You Might Be A Jedi If...(the “canadian” version)
-You are still in the queue for your cyborg hand.
-You keep voting for the evil emperor because "it's better the devil you know".
-Due to budget cuts, your army now consists of Jar Jar Binks and 3 thermal detonators.
-Chewbacca and Han Solo are legally married.
-You got arrested because you forgot to register your light saber.
-You don't have to worry about Jabba the Hut because he died of mad cow disease.
-You ever heard the phrase, "May the force be with you, eh."
-You have ever used the force to influence hockey games.
-The majority of your fellow Jedi vote "dark side" (especially the Ontario and Toronto ones).
-You think the ice world of Hoth "ain't so cold".
-You can't actually use you light saber because it has to have a saber lock on it at all times and be locked inside a saber safe with the light in a separate locked receptacle.
-All your spacecraft have all been grounded due to the KYOTO agreement.

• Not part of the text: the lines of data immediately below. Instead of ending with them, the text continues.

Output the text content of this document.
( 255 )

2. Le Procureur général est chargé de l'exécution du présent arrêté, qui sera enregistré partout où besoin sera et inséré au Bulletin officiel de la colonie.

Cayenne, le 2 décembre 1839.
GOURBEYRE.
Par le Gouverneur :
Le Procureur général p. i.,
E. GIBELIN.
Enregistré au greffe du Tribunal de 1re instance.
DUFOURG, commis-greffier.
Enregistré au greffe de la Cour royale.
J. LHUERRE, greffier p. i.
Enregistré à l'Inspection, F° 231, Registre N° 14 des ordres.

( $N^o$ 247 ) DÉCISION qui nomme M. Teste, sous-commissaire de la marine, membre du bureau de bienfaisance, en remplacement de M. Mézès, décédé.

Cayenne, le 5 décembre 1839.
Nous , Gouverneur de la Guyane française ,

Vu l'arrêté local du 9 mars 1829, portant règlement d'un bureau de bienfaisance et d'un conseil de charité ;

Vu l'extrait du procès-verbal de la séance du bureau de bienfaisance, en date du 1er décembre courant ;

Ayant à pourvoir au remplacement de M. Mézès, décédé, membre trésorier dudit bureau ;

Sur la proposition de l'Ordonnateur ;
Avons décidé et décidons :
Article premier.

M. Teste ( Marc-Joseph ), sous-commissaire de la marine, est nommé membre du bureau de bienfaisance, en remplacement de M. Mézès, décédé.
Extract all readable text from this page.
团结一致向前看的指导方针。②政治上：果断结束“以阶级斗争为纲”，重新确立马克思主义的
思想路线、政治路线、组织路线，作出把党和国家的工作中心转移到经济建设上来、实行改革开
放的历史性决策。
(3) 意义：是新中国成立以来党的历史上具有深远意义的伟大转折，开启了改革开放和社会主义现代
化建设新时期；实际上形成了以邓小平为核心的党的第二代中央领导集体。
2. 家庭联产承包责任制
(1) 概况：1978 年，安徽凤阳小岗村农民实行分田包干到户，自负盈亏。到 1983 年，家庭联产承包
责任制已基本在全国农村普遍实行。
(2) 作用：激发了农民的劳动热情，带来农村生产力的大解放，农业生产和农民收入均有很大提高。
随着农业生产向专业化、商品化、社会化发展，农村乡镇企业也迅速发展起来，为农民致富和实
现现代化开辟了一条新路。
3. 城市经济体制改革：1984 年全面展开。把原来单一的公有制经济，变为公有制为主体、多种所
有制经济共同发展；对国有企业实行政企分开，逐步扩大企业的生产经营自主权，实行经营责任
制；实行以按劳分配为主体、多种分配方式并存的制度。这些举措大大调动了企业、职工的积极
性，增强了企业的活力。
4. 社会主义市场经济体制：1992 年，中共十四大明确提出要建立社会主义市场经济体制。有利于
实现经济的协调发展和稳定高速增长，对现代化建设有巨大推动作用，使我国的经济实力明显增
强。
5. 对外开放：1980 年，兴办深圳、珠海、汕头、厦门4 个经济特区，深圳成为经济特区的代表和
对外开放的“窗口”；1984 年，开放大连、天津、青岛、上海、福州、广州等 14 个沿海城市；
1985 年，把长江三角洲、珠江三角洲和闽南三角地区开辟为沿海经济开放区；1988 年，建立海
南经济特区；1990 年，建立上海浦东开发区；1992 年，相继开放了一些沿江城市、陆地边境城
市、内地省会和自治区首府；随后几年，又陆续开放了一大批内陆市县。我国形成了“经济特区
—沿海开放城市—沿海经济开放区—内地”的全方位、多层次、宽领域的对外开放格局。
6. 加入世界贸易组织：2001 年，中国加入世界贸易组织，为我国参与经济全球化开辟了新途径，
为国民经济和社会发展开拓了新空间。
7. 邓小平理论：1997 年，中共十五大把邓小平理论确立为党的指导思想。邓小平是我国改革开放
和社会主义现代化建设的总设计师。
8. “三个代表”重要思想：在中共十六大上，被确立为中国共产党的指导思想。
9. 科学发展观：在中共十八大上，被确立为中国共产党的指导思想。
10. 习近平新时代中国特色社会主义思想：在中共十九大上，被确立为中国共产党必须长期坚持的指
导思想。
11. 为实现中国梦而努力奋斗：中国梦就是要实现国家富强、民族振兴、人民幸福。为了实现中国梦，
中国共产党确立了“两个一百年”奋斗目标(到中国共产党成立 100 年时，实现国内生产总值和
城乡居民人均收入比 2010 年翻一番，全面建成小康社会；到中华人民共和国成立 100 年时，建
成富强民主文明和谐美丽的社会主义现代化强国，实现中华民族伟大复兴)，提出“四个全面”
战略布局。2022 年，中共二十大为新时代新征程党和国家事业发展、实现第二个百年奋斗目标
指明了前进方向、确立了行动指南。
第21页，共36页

-You were refused a position on the Jedi council because weren't fluently bilingual.
-Your Ewoks build dams.
-You believe the Death Star is only destroying planets because of its history of poverty, and if you are nice to it, it will go away.
-All pod racing advertising contracts went to friends of the Emperor.
-You have used your lightsaber as a source of heat.
-You have used your lightsaber to cut the blocks of ice for your ice diving... (a minor change here)
-You have sliced open a moose to escape the harsh cold of the average Canadian winter.
-Your lightsaber has a bottle opener on it.
-The storm troopers raiding your home and place of business wear red serge.